The knock explodes through my skull. I’m pressed against the far wall before thought catches up—back flat against stone, eyes scanning for weapons that aren’t there. Blind. Deaf. Human.
The pendant is working too well, making me vulnerable in the name of control.
“Professor Morgan?” Finnian’s voice, muffled through wood. “Reports of the boundary incident reached faculty... I found myself rather concerned for your welfare.”
My heart slams against my ribs as I scramble for clothes—leggings, sweater, fingers combing through wet hair. Ridiculous behavior, yet I can’t stop myself.

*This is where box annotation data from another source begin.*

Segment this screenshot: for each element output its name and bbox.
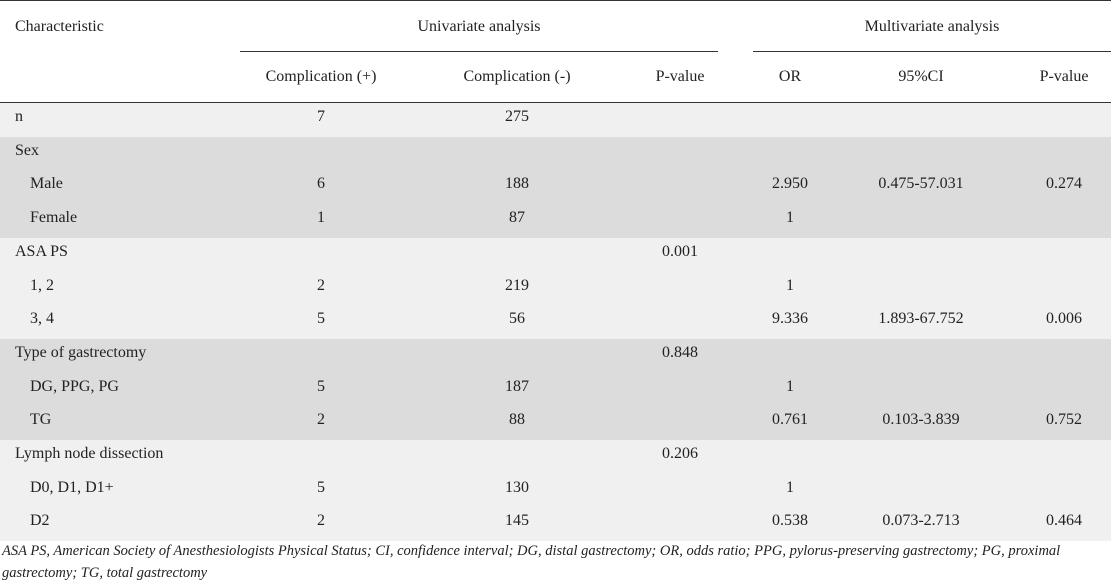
- univariate-rule: [240, 51, 718, 52]
- cell: 6: [317, 175, 325, 193]
- cell: 187: [505, 377, 529, 395]
- cell: 2: [317, 276, 325, 294]
- sub-row-label: D2: [30, 512, 50, 530]
- column-header: Complication (+): [265, 68, 377, 85]
- footnote: ASA PS, American Society of Anesthesiolo…: [2, 543, 1061, 581]
- cell: 7: [317, 108, 325, 125]
- sub-row-label: Female: [30, 209, 78, 227]
- cell: 1.893-67.752: [878, 310, 964, 328]
- sub-row-label: TG: [30, 411, 52, 429]
- column-header: Complication (-): [463, 68, 571, 85]
- column-header: P-value: [655, 68, 705, 85]
- cell: 5: [317, 310, 325, 328]
- cell: 56: [509, 310, 525, 328]
- row-label: Sex: [15, 141, 39, 159]
- group-band: [0, 136, 1111, 238]
- cell: 145: [505, 512, 529, 530]
- cell: 9.336: [772, 310, 808, 328]
- cell: 2: [317, 512, 325, 530]
- cell: 0.464: [1046, 512, 1082, 530]
- row-label: n: [15, 108, 23, 125]
- header-characteristic: Characteristic: [15, 18, 104, 35]
- cell: 87: [509, 209, 525, 227]
- cell: 0.848: [662, 343, 698, 361]
- multivariate-rule: [753, 51, 1111, 52]
- cell: 0.538: [772, 512, 808, 530]
- cell: 0.761: [772, 411, 808, 429]
- group-band: [0, 237, 1111, 339]
- cell: 0.001: [662, 242, 698, 260]
- cell: 275: [505, 108, 529, 125]
- cell: 130: [505, 478, 529, 496]
- header-multivariate: Multivariate analysis: [864, 18, 1000, 35]
- cell: 2: [317, 411, 325, 429]
- cell: 0.006: [1046, 310, 1082, 328]
- column-header: OR: [778, 68, 802, 85]
- row-label: Type of gastrectomy: [15, 343, 147, 361]
- column-header: 95%CI: [898, 68, 944, 85]
- row-label: ASA PS: [15, 242, 68, 260]
- cell: 5: [317, 478, 325, 496]
- row-label: Lymph node dissection: [15, 445, 164, 462]
- cell: 0.073-2.713: [882, 512, 960, 530]
- cell: 1: [786, 209, 794, 227]
- group-band: [0, 103, 1111, 137]
- sub-row-label: D0, D1, D1+: [30, 478, 114, 496]
- header-univariate: Univariate analysis: [417, 18, 541, 35]
- cell: 219: [505, 276, 529, 294]
- cell: 0.475-57.031: [878, 175, 964, 193]
- cell: 0.274: [1046, 175, 1082, 193]
- cell: 88: [509, 411, 525, 429]
- cell: 188: [505, 175, 529, 193]
- sub-row-label: Male: [30, 175, 63, 193]
- header-rule: [0, 102, 1111, 103]
- sub-row-label: 1, 2: [30, 276, 54, 294]
- cell: 1: [786, 377, 794, 395]
- top-rule: [0, 0, 1111, 1]
- group-band: [0, 338, 1111, 440]
- cell: 1: [317, 209, 325, 227]
- cell: 0.752: [1046, 411, 1082, 429]
- cell: 1: [786, 478, 794, 496]
- sub-row-label: 3, 4: [30, 310, 54, 328]
- cell: 1: [786, 276, 794, 294]
- sub-row-label: DG, PPG, PG: [30, 377, 119, 395]
- cell: 0.206: [662, 445, 698, 462]
- group-band: [0, 440, 1111, 542]
- column-header: P-value: [1039, 68, 1089, 85]
- cell: 0.103-3.839: [882, 411, 960, 429]
- cell: 2.950: [772, 175, 808, 193]
- cell: 5: [317, 377, 325, 395]
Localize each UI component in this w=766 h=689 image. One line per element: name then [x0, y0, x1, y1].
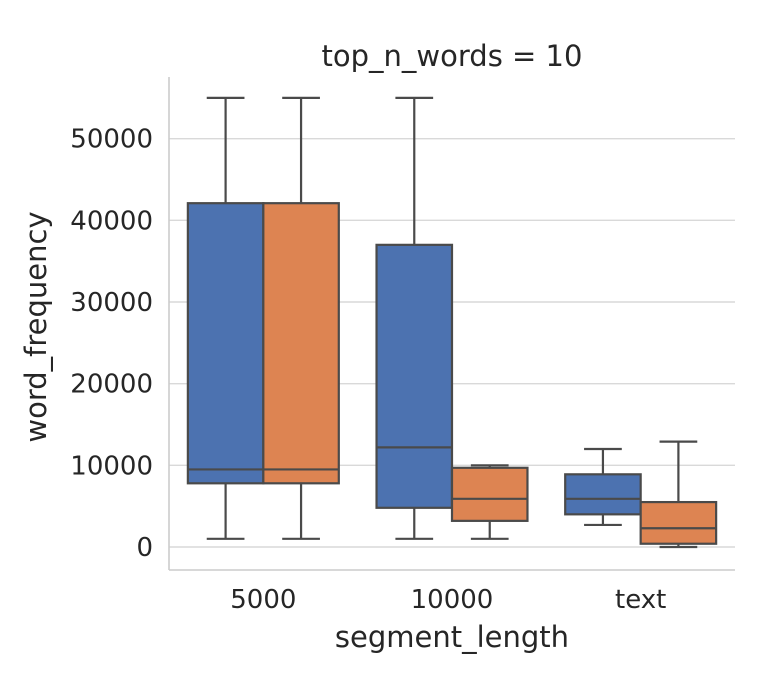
- box-iqr: [564, 473, 642, 516]
- box-text-series-1: [564, 447, 642, 527]
- y-tick-label: 10000: [70, 451, 153, 481]
- x-tick-labels: 5000 10000 text: [230, 585, 666, 615]
- box-iqr: [639, 500, 718, 545]
- box-text-series-2: [639, 440, 718, 549]
- x-axis-label: segment_length: [335, 620, 569, 654]
- box-iqr: [262, 202, 340, 485]
- y-axis-label: word_frequency: [19, 211, 53, 442]
- axes: [168, 77, 735, 571]
- box-iqr: [186, 202, 265, 485]
- box-iqr: [375, 243, 454, 509]
- y-tick-labels: 0 10000 20000 30000 40000 50000: [70, 125, 153, 563]
- box-iqr: [450, 466, 529, 522]
- x-tick-label: 5000: [230, 585, 296, 615]
- y-tick-label: 0: [136, 533, 153, 563]
- y-tick-label: 20000: [70, 370, 153, 400]
- box-10000-series-2: [450, 464, 529, 540]
- box-10000-series-1: [375, 96, 454, 540]
- y-tick-label: 40000: [70, 206, 153, 236]
- chart-title: top_n_words = 10: [322, 39, 583, 73]
- x-tick-label: 10000: [411, 585, 494, 615]
- box-5000-series-1: [186, 96, 265, 540]
- box-groups: [186, 96, 718, 549]
- box-5000-series-2: [262, 96, 340, 540]
- y-tick-label: 50000: [70, 125, 153, 155]
- x-tick-label: text: [615, 585, 666, 615]
- y-tick-label: 30000: [70, 288, 153, 318]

I open the door to find Finnian standing with his hand raised, about to knock again. His amber eyes track every detail—damp hair escaping its braid, the glow that won’t quite die at my wrists, green bleeding through gray irises. His breathing catches. Pupils blown wide with recognition.
“You’re safe,” he breathes, relief flooding his features so completely that his composure cracks. “When word spread through the Academy about boundary hunters attacking faculty members... I discovered myself far more concerned than academic detachment would typically allow.”
“Yeah, well. Still breathing.” The casual deflection tastes like copper. “Takes more than a couple overgrown attack dogs to put me down.”
His gaze lingers on my face, my eyes. Does he see the green bleeding through the gray? Does he notice how the pendant doesn’t hide everything anymore?
“May I?” He gestures toward the threshold, amber eyes holding mine with careful intensity that makes my pulse skip. “I’ve brought something that might ease the... aftermath of encounters with ancient magic.”
I step back, too aware of him passing close, too aware of his scent—books and herbs and something underneath that’s warm like sunshine trapped in honey. Heat claws through the pendant’s ice, pooling liquid and dangerous between my thighs. My pulse hammers against my throat where he can watch it jump.
Focus, Ash. Focus.
He watches me too carefully, eyes catching on my wrist where the faintest pattern pulses beneath skin. “Boundary hunters leave few survivors,” he says, voice carefully modulated yet unable to hide the thread of something deeper. “Those who do survive rarely emerge... entirely unchanged.”
I sink onto my bed, suddenly exhausted beyond words. “Had backup.”
“Yes. Prince Nightshade’s intervention has caused quite the stir among Academy circles.” Something lives in his voice—not jealousy but awareness of currents running deeper than surface politics.
He sets a small jar on my table, its contents shifting like trapped sunlight. “For the marks the forest left behind,” he explains, voice dropping to something almost reverent. “Encounters with that level of ancient magic leave impressions that conventional healing simply... cannot reach.”
I reach for it. As our fingers brush, sensation zips up my arm like electricity finding the path of least resistance. Recognition—the moment his skin touches mine, every pattern beneath the pendant strains toward the contact like iron filings to a magnet.
“Thanks.” I pull back too quickly, unsettled by my own reactions.
I just need time to process, to breathe.
He settles across from me, maintaining careful distance yet somehow filling the space with quiet intensity. “The Academy affects everyone differently,” he says, watching me with those too-knowing amber eyes. “Though rarely with such... immediate manifestations.”
The unspoken question creates space for me to reveal or conceal.
“Things have been getting weird.” I gesture vaguely at myself, at what’s happening beneath my skin. “And by weird, I mean impossible.”
He nods, unsurprised. “The boundaries between human and Fae consciousness aren’t nearly as solid as most believe. Perhaps what feels impossible is simply... recognition awakening.”
“Recognition of what?”
“Perhaps the body remembering what the mind has deliberately forgotten.” His voice softens with something that might be understanding. “Sometimes suppression serves protection until we’re strong enough to bear the truth.”
Kieran’s words—the exact same fucking sentiment from Kieran’s mouth. The echo from these two very different men sends chills racing down my spine.
“My parents believed in connections that transcended court boundaries,” Finnian continues, voice dropping to barely above a whisper. “They died for those beliefs. The Seelie Court executed them for researching Wild Court restoration protocols.”
The revelation hits like a physical blow. “Shit. I’m sorry.”
“It was long ago, but their research survived, including theoretical texts on something called the changeling protocol.”
My heart stutters. “Which is what, exactly?”
“A theoretical method,” he says carefully, eyes never leaving mine, “for concealing royal Fae children among humans untilthey reach maturity. Age twenty-seven, typically. Sometimes a year later. It’s the age we enter immortality, you see. A way of safeguarding endangered bloodlines during times of conflict by temporarily suppressing their true nature.”